Ainsi tout ce qui est vécu au dahra, l’est sous la coupe de DIEU et relève de la volonté divine. Le vécu au dahra consacre la dévotion à DIEU. D’où la sacralisation à la fois de l’enseignement, du marabout enseignant et du dahra. C’est pourquoi confier des talibés à un dahra n’est perçu ni comme un abandon, ni une fuite de responsabilité des parents. C’est également une œuvre de piété que de soutenir l’effort de vivification de l’islam qu’entreprend le marabout avec son dahra, par des dons en nature, surtout sous la forme alimentaire et vestimentaire. Ce soutien est fait à l’islam et non au maître coranique. Les contributions peuvent aussi être sous forme d’approvisionnement du dahra en bois morts, sources d’énergie pour l’éclairage lors des séances d’enseignement nocturnes. Ces bois servent aussi de charpentes pour la construction d’abris pour les cours et l’aménagement d’espaces de prière, notamment en termes de Mosquée.

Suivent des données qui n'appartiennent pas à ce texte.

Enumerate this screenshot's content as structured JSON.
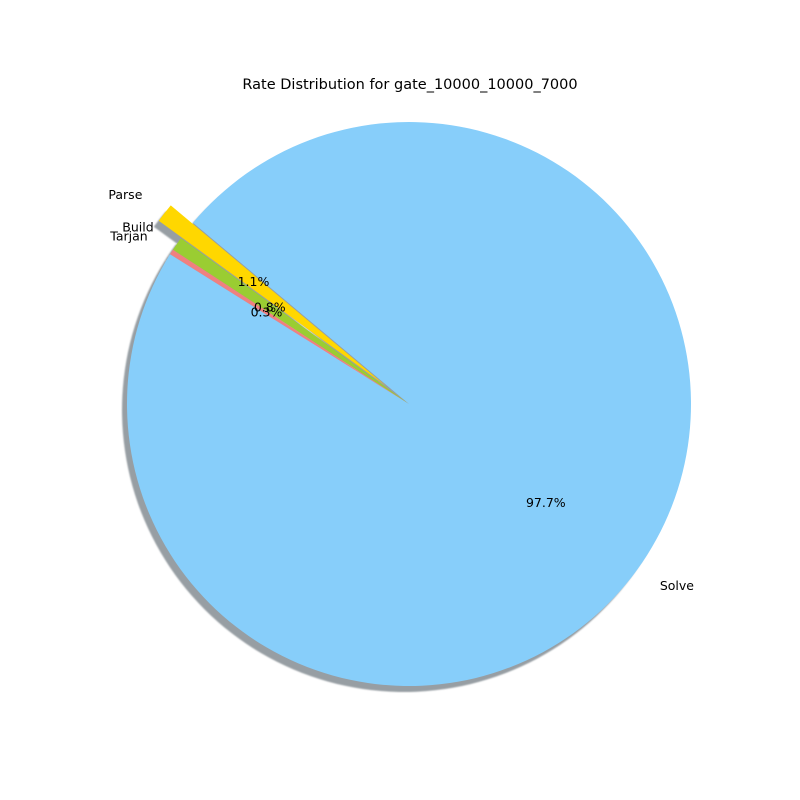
{
  "chart_data": {
    "type": "pie",
    "title": "Rate Distribution for gate_10000_10000_7000",
    "shadow": true,
    "start_angle_deg": 140,
    "direction": "counterclockwise",
    "slices": [
      {
        "label": "Parse",
        "value": 1.1,
        "pct_label": "1.1%",
        "color": "#FFD700",
        "explode": 0.1
      },
      {
        "label": "Build",
        "value": 0.8,
        "pct_label": "0.8%",
        "color": "#9ACD32",
        "explode": 0.0
      },
      {
        "label": "Tarjan",
        "value": 0.3,
        "pct_label": "0.3%",
        "color": "#F08080",
        "explode": 0.0
      },
      {
        "label": "Solve",
        "value": 97.7,
        "pct_label": "97.7%",
        "color": "#87CEFA",
        "explode": 0.0
      }
    ]
  }
}
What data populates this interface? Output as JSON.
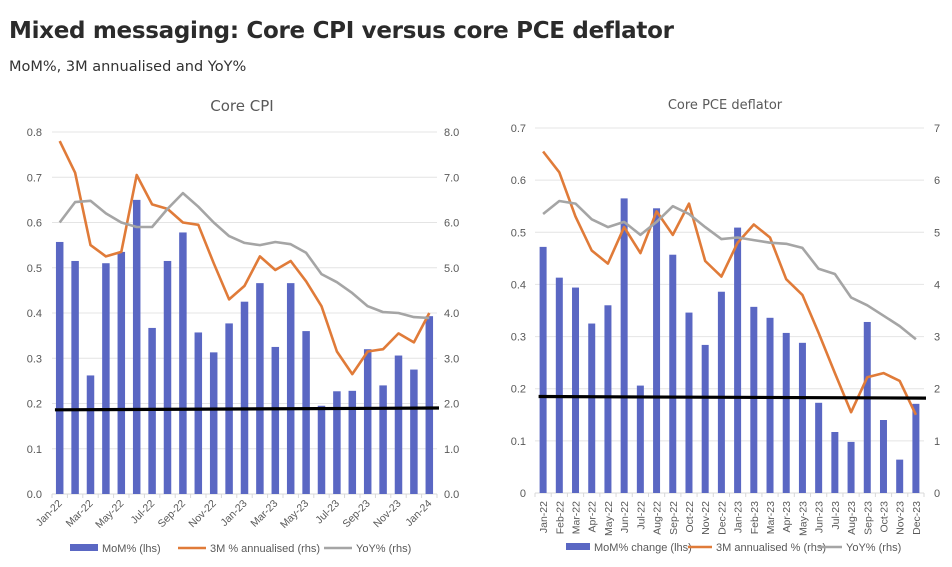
{
  "header": {
    "title": "Mixed messaging: Core CPI versus core PCE deflator",
    "subtitle": "MoM%, 3M annualised and YoY%"
  },
  "colors": {
    "bar": "#5a67c3",
    "three_month": "#e07b39",
    "yoy": "#a5a5a5",
    "reference": "#000000",
    "grid": "#e4e4e4"
  },
  "chart_data": [
    {
      "type": "bar+line",
      "title": "Core CPI",
      "x": [
        "Jan-22",
        "Feb-22",
        "Mar-22",
        "Apr-22",
        "May-22",
        "Jun-22",
        "Jul-22",
        "Aug-22",
        "Sep-22",
        "Oct-22",
        "Nov-22",
        "Dec-22",
        "Jan-23",
        "Feb-23",
        "Mar-23",
        "Apr-23",
        "May-23",
        "Jun-23",
        "Jul-23",
        "Aug-23",
        "Sep-23",
        "Oct-23",
        "Nov-23",
        "Dec-23",
        "Jan-24"
      ],
      "x_tick_labels": [
        "Jan-22",
        "Mar-22",
        "May-22",
        "Jul-22",
        "Sep-22",
        "Nov-22",
        "Jan-23",
        "Mar-23",
        "May-23",
        "Jul-23",
        "Sep-23",
        "Nov-23",
        "Jan-24"
      ],
      "y_left": {
        "min": 0,
        "max": 0.8,
        "step": 0.1,
        "ticks": [
          "0.0",
          "0.1",
          "0.2",
          "0.3",
          "0.4",
          "0.5",
          "0.6",
          "0.7",
          "0.8"
        ]
      },
      "y_right": {
        "min": 0,
        "max": 8,
        "step": 1,
        "ticks": [
          "0.0",
          "1.0",
          "2.0",
          "3.0",
          "4.0",
          "5.0",
          "6.0",
          "7.0",
          "8.0"
        ]
      },
      "grid": true,
      "legend_position": "bottom",
      "series": [
        {
          "name": "MoM% (lhs)",
          "kind": "bar",
          "axis": "left",
          "values": [
            0.557,
            0.515,
            0.262,
            0.51,
            0.535,
            0.65,
            0.367,
            0.515,
            0.578,
            0.357,
            0.313,
            0.377,
            0.425,
            0.466,
            0.325,
            0.466,
            0.36,
            0.195,
            0.227,
            0.228,
            0.32,
            0.24,
            0.306,
            0.275,
            0.393
          ]
        },
        {
          "name": "3M % annualised (rhs)",
          "kind": "line",
          "axis": "right",
          "values": [
            7.8,
            7.1,
            5.5,
            5.25,
            5.35,
            7.05,
            6.4,
            6.3,
            6.0,
            5.95,
            5.1,
            4.3,
            4.6,
            5.25,
            4.95,
            5.15,
            4.7,
            4.15,
            3.15,
            2.65,
            3.15,
            3.2,
            3.55,
            3.35,
            4.0
          ]
        },
        {
          "name": "YoY% (rhs)",
          "kind": "line",
          "axis": "right",
          "values": [
            6.0,
            6.45,
            6.48,
            6.2,
            6.0,
            5.9,
            5.9,
            6.3,
            6.65,
            6.35,
            6.0,
            5.7,
            5.55,
            5.5,
            5.57,
            5.52,
            5.33,
            4.86,
            4.68,
            4.44,
            4.15,
            4.02,
            4.0,
            3.91,
            3.89
          ]
        }
      ],
      "reference_line": {
        "axis": "left",
        "start": 0.186,
        "end": 0.19
      }
    },
    {
      "type": "bar+line",
      "title": "Core PCE deflator",
      "x": [
        "Jan-22",
        "Feb-22",
        "Mar-22",
        "Apr-22",
        "May-22",
        "Jun-22",
        "Jul-22",
        "Aug-22",
        "Sep-22",
        "Oct-22",
        "Nov-22",
        "Dec-22",
        "Jan-23",
        "Feb-23",
        "Mar-23",
        "Apr-23",
        "May-23",
        "Jun-23",
        "Jul-23",
        "Aug-23",
        "Sep-23",
        "Oct-23",
        "Nov-23",
        "Dec-23"
      ],
      "x_tick_labels": [
        "Jan-22",
        "Feb-22",
        "Mar-22",
        "Apr-22",
        "May-22",
        "Jun-22",
        "Jul-22",
        "Aug-22",
        "Sep-22",
        "Oct-22",
        "Nov-22",
        "Dec-22",
        "Jan-23",
        "Feb-23",
        "Mar-23",
        "Apr-23",
        "May-23",
        "Jun-23",
        "Jul-23",
        "Aug-23",
        "Sep-23",
        "Oct-23",
        "Nov-23",
        "Dec-23"
      ],
      "y_left": {
        "min": 0,
        "max": 0.7,
        "step": 0.1,
        "ticks": [
          "0",
          "0.1",
          "0.2",
          "0.3",
          "0.4",
          "0.5",
          "0.6",
          "0.7"
        ]
      },
      "y_right": {
        "min": 0,
        "max": 7,
        "step": 1,
        "ticks": [
          "0",
          "1",
          "2",
          "3",
          "4",
          "5",
          "6",
          "7"
        ]
      },
      "grid": true,
      "legend_position": "bottom",
      "series": [
        {
          "name": "MoM% change (lhs)",
          "kind": "bar",
          "axis": "left",
          "values": [
            0.472,
            0.413,
            0.394,
            0.325,
            0.36,
            0.565,
            0.206,
            0.546,
            0.457,
            0.346,
            0.284,
            0.386,
            0.509,
            0.357,
            0.336,
            0.307,
            0.288,
            0.173,
            0.117,
            0.098,
            0.328,
            0.14,
            0.064,
            0.171
          ]
        },
        {
          "name": "3M annualised % (rhs)",
          "kind": "line",
          "axis": "right",
          "values": [
            6.55,
            6.15,
            5.3,
            4.65,
            4.4,
            5.1,
            4.6,
            5.4,
            4.95,
            5.55,
            4.45,
            4.15,
            4.8,
            5.15,
            4.9,
            4.1,
            3.8,
            3.07,
            2.3,
            1.55,
            2.22,
            2.3,
            2.15,
            1.5
          ]
        },
        {
          "name": "YoY% (rhs)",
          "kind": "line",
          "axis": "right",
          "values": [
            5.35,
            5.6,
            5.55,
            5.25,
            5.1,
            5.2,
            4.95,
            5.2,
            5.5,
            5.35,
            5.1,
            4.87,
            4.9,
            4.85,
            4.8,
            4.78,
            4.7,
            4.3,
            4.2,
            3.75,
            3.6,
            3.4,
            3.2,
            2.95
          ]
        }
      ],
      "reference_line": {
        "axis": "left",
        "start": 0.185,
        "end": 0.182
      }
    }
  ]
}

L’islam veut que le marabout soit un homme actif qui gagne sa vie et entretien sa famille à la sueur de son front. Les apprenants-talibés étant en régime d’internat au domicile du marabout, ils sont également intégrés à la famille de ce dernier. Sa bonne réputation d’enseignant peut entrainer l’accroissement du nombre de ses disciples, de telle sorte que les contributions peuvent varier d’origine, de nature, de forme et de dimension. Cet effort de contribution peut émaner de sympathisants, d’admirateurs et naturellement des parents des apprenants talibés.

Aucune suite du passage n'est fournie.